The Beach Boys were given a less prominent role when they sang back-up vocals with Brooklyn hiphop trio The Fat Boys on a rap version of former surf instrumental Wipe Out. However, they looked like they enjoyed themselves in the goofy Monkees’-style video, the novelty hit took them to No.2 in 1987 and, for a while, the 80s hit parade started to look like an endless ‘Bring A Legend To Work’ day.
The Smiths started it when they persuaded 1967 Eurovision winner Sandie Shaw to cover their then recent debut hit, Hand In Glove, in 1984. The Puppet On A String singer threw herself into the challenge, rolling around on the floor and singing “the sun shines out of our behinds” while backed by The Smiths on Top Of The Pops.
Eurythmics recruited Stevie Wonder to blast his harmonica all over their summer-defining 1985 chart-topper There Must Be An Angel (Playing With My Heart). Later the same year, they called on Aretha Franklin for the Top 10 collaboration Sisters Are Doin’ It For Themselves. Franklin then did even better (for herself) when she joined George Michael on I Knew You Were Waiting (For Me) and scored her first ever UK No.1.
Not to be outdone, the Pet Shop Boys recorded What Have I Done To Deserve This? with Dusty Springfield and gave her the biggest hit of her career, as well as her first real smash since the late 60s, when the ballad got to No.2 on both sides of the Atlantic.
To capitalise on Dusty’s refreshed profile, the Pet Shop Boys wrote and produced her extremely 80s-sounding recording of Nothing Has Been Proved for the soundtrack of Scandal, the 1989 film about the Profumo Affair, and the out-and-out dance track In Private, which established her as a club icon.

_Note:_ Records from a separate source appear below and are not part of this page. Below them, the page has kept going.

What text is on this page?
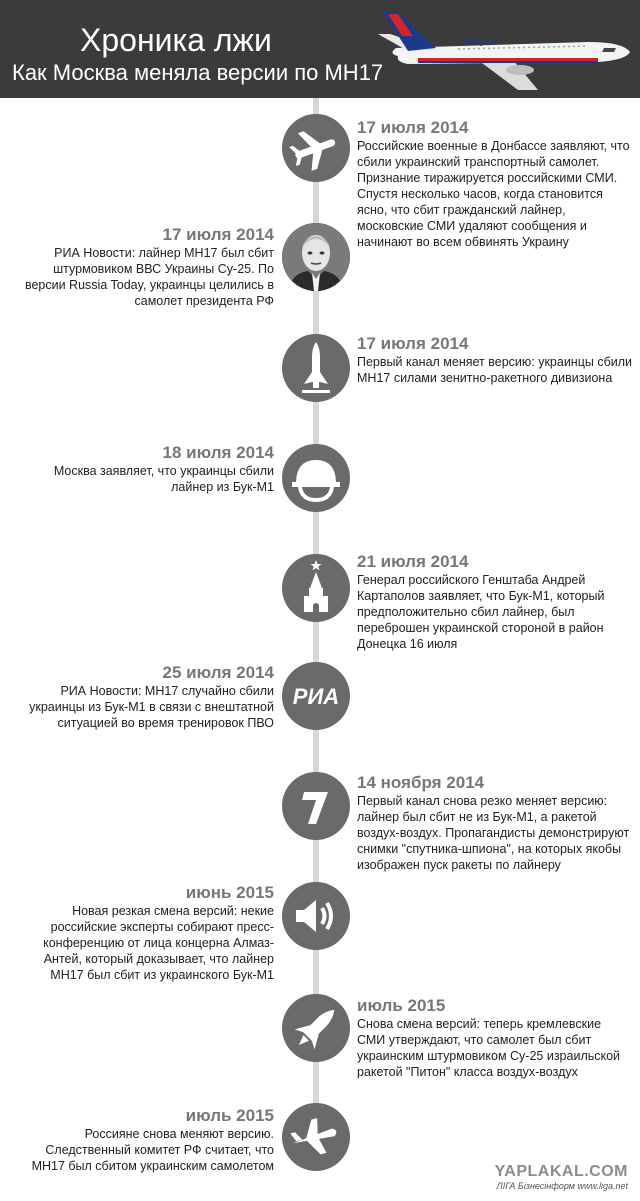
Хроника лжи
Как Москва меняла версии по MH17
malaysia
РИА
17 июля 2014
Российские военные в Донбассе заявляют, что сбили украинский транспортный самолет. Признание тиражируется российскими СМИ. Спустя несколько часов, когда становится ясно, что сбит гражданский лайнер, московские СМИ удаляют сообщения и начинают во всем обвинять Украину
17 июля 2014
РИА Новости: лайнер MH17 был сбит штурмовиком ВВС Украины Су-25. По версии Russia Today, украинцы целились в самолет президента РФ
17 июля 2014
Первый канал меняет версию: украинцы сбили MH17 силами зенитно-ракетного дивизиона
18 июля 2014
Москва заявляет, что украинцы сбили лайнер из Бук-М1
21 июля 2014
Генерал российского Генштаба Андрей Картаполов заявляет, что Бук-М1, который предположительно сбил лайнер, был переброшен украинской стороной в район Донецка 16 июля
25 июля 2014
РИА Новости: MH17 случайно сбили украинцы из Бук-М1 в связи с внештатной ситуацией во время тренировок ПВО
14 ноября 2014
Первый канал снова резко меняет версию: лайнер был сбит не из Бук-М1, а ракетой воздух-воздух. Пропагандисты демонстрируют снимки "спутника-шпиона", на которых якобы изображен пуск ракеты по лайнеру
июнь 2015
Новая резкая смена версий: некие российские эксперты собирают пресс-конференцию от лица концерна Алмаз-Антей, который доказывает, что лайнер MH17 был сбит из украинского Бук-М1
июль 2015
Снова смена версий: теперь кремлевские СМИ утверждают, что самолет был сбит украинским штурмовиком Су-25 израильской ракетой "Питон" класса воздух-воздух
июль 2015
Россияне снова меняют версию. Следственный комитет РФ считает, что MH17 был сбитом украинским самолетом	YAPLAKAL.COM
ЛIГА Бізнесінформ www.liga.net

Country music queen Tammy Wynette was given an equally unlikely rebirth on the dancefloor when The KLF invited her to sing about Mu Mu Land and ice cream vans on Justified & Ancient in 1991. The song reached No.2, her highest UK chart position since Stand By Your Man topped the list in 1975, but she admitted she’d been “apprehensive” about teaming up with the anarchic dance music pranksters Bill Drummond and Jimmy Cauty who had regenerated into The Timelords for novelty hit, Doctorin’ The Tardis.
“Mu Mu Land looks a lot more interesting place than Tennessee,” Wynette mused at the time, “but I wouldn’t want to live there.”